Back at the dock we had a bite to eat, and watched the storm pass well to the north of us. So we headed back out, and as we're motoring out again I look to the southwest of us and see yet another big dark cloud building. So I checked the weather radar again, and could see that this one would pass to the south, so we figured we'd stay out this time. (Cue "Jaws" theme music.)
As we're sailing around I'm keeping an eye on the weather, and though it was passing to the south of us it seemed to be growing in size -- and sure enough, we started getting some rain drift off it as it went by. No big deal though, it slacked off after about ten minutes and the sun started coming back out. That's when the fun started.
We were on a beam reach in SW winds at about 10kts, when suddenly we got slammed by a burst from the NW. I mean, this came with no warning at all -- I figure it must have been some following wind from the storm that just went by, a tail-end microburst or something. When I checked the weather buoy right by the Key Bridge (about two miles from where we were), it recorded winds up to 34 kts.
But the interesting thing was the behavior of my boat. She took the wind right on the port bow, shuddered for a second, then came up into the wind to a close reach and took off like a bat out of hell, sails a-flappin'. My nephew and I trimmed in just a bit to get them under control, but let some spill out to keep her as level as possible, in consideration of our newbie passenger.
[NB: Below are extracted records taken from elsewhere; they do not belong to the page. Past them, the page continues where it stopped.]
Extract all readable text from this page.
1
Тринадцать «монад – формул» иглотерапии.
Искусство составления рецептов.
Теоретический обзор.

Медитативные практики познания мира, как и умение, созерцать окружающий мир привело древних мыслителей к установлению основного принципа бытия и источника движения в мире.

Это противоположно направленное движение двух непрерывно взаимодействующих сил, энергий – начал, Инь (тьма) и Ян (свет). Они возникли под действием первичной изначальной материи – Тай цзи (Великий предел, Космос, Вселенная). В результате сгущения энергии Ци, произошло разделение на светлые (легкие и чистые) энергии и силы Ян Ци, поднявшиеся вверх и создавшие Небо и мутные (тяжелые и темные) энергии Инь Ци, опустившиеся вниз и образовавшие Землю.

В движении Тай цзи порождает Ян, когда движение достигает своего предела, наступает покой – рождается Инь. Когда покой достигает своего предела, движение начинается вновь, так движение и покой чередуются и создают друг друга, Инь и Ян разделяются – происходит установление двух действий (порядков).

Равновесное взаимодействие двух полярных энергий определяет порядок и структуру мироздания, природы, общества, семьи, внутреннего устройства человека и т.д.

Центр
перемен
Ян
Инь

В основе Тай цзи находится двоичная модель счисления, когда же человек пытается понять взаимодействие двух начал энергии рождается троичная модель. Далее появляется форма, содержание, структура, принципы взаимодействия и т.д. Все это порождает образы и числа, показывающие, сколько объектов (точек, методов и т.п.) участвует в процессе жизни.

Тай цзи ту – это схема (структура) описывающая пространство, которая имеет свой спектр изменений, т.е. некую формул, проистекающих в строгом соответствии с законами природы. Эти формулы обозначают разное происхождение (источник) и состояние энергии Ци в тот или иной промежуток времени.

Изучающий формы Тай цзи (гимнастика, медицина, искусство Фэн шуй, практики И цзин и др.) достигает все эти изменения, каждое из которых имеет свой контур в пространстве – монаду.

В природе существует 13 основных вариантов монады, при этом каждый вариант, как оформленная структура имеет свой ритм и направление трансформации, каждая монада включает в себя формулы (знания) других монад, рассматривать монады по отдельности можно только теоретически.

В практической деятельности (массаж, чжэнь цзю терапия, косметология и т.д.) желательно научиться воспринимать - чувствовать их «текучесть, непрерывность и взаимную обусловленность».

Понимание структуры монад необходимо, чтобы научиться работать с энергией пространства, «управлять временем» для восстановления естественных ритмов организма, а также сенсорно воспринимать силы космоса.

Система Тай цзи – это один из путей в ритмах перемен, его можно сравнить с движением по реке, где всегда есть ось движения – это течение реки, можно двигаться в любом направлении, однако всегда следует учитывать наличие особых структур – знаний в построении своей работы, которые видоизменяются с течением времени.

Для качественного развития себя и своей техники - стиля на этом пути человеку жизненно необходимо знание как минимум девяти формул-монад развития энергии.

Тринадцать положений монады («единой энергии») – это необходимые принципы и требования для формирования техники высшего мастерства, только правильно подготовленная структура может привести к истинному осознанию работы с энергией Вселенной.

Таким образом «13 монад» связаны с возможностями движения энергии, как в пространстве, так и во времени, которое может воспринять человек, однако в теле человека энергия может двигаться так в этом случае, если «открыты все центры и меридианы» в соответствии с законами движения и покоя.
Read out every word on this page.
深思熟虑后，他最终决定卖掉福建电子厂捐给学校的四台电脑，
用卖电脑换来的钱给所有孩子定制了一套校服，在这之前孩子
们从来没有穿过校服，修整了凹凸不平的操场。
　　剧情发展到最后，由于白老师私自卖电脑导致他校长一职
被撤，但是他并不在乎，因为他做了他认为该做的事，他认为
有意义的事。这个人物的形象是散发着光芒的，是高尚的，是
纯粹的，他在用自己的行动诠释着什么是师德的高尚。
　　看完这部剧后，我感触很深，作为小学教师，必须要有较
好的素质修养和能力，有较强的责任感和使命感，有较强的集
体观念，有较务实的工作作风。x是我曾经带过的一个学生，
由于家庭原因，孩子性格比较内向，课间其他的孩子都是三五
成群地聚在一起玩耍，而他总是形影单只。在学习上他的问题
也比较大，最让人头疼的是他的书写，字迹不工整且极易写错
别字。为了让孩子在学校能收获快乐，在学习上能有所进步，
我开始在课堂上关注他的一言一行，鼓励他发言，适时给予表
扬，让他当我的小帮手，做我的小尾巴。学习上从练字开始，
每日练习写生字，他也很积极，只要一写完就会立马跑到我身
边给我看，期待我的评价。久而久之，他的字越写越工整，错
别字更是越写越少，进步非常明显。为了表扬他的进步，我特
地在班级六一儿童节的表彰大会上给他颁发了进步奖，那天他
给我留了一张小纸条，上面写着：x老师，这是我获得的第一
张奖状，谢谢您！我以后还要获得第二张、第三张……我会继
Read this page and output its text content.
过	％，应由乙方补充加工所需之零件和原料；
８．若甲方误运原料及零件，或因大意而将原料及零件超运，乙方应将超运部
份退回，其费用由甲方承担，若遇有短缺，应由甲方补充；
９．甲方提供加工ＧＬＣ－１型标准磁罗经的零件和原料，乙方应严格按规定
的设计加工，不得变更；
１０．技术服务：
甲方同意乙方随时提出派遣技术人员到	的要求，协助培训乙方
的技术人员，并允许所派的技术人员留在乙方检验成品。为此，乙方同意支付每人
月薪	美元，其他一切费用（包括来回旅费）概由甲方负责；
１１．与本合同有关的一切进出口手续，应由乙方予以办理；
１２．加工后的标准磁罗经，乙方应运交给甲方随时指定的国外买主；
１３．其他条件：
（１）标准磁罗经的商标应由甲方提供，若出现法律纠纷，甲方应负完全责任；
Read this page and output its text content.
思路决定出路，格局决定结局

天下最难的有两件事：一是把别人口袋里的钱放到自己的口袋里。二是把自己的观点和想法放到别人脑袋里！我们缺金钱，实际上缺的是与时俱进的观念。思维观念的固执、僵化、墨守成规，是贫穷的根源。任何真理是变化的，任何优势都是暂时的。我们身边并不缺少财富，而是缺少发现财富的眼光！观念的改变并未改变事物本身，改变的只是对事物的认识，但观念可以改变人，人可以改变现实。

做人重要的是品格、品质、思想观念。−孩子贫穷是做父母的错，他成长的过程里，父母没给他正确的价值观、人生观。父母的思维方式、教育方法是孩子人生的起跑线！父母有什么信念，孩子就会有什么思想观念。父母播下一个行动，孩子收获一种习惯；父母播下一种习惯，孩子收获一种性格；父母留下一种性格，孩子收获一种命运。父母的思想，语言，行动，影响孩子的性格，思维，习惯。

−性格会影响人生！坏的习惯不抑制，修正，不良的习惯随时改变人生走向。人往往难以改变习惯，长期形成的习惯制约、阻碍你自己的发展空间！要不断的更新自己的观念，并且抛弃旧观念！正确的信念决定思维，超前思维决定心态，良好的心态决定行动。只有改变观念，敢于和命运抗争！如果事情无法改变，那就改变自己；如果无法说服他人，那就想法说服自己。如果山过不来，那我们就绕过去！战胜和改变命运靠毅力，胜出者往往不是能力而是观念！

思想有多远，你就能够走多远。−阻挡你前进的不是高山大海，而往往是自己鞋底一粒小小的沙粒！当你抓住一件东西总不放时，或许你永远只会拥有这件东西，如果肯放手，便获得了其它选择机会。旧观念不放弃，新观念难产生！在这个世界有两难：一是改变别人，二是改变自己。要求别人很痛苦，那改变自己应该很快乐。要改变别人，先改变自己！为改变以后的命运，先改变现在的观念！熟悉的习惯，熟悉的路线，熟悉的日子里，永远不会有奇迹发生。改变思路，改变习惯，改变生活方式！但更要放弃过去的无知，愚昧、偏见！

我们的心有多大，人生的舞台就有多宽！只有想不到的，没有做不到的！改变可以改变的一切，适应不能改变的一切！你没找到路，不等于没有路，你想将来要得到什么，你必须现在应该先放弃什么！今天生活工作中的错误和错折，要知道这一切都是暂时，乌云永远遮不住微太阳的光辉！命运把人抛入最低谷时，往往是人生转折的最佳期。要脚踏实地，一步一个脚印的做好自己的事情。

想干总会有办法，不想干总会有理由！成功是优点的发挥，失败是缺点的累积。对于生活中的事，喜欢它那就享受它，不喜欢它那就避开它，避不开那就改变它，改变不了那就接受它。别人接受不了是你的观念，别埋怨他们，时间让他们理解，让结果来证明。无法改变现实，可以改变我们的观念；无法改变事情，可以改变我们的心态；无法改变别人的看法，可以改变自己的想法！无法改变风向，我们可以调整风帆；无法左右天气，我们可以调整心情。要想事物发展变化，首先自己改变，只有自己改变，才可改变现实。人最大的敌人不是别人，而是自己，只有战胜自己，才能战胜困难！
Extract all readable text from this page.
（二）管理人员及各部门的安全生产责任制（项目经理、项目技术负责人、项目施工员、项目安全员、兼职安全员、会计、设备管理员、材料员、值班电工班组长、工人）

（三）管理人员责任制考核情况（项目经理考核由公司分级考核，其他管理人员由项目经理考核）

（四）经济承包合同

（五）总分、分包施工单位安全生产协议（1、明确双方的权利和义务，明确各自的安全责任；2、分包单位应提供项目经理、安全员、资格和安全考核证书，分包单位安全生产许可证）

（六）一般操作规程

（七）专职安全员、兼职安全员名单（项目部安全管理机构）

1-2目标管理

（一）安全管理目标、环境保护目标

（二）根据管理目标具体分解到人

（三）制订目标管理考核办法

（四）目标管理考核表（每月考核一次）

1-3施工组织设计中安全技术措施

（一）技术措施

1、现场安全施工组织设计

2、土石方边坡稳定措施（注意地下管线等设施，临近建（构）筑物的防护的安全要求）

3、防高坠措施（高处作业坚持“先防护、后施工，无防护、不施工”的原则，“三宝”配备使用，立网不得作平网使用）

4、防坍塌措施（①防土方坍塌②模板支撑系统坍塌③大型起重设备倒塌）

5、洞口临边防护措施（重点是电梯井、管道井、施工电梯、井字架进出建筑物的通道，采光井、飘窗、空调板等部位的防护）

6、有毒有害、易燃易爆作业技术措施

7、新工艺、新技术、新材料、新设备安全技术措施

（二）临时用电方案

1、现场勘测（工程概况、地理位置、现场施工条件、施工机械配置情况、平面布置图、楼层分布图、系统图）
Then we just rode that rocket for about ten minutes until it all passed.
We had plenty of sea room, being headed approximately for the center of the Key Bridge two miles away, and when it died back to down to about 15 kts or so we tacked around and headed back to the White Rocks. Our passenger said it was a lot of fun!
Afterwards, when I had time to think about it, I realized how far I'd come in the past five years of sailing larger (20+ feet) boats, after growing up with sailing dingys and such. When I first started taking my ASA and USSA certifications I'd have been changing my drawers afterwards if I'd been caught in winds like that. Now it was just a situation to adapt to as quickly as possible, and we turned it into an exhilarating ride. (Just to point out how strong that wind was when it hit, I saw another sailboat larger than mine heel over until I swear I saw her keel come out of the water -- she must have been close to being on her beam ends.)
But what really impressed me was the behavior of my boat, the way she took the hit, then leaned into it and ran like a thoroughbred. I'll have a lot more confidence in her after that performance, no doubt.
Just thought you all would like to hear the story. Take care, everybody!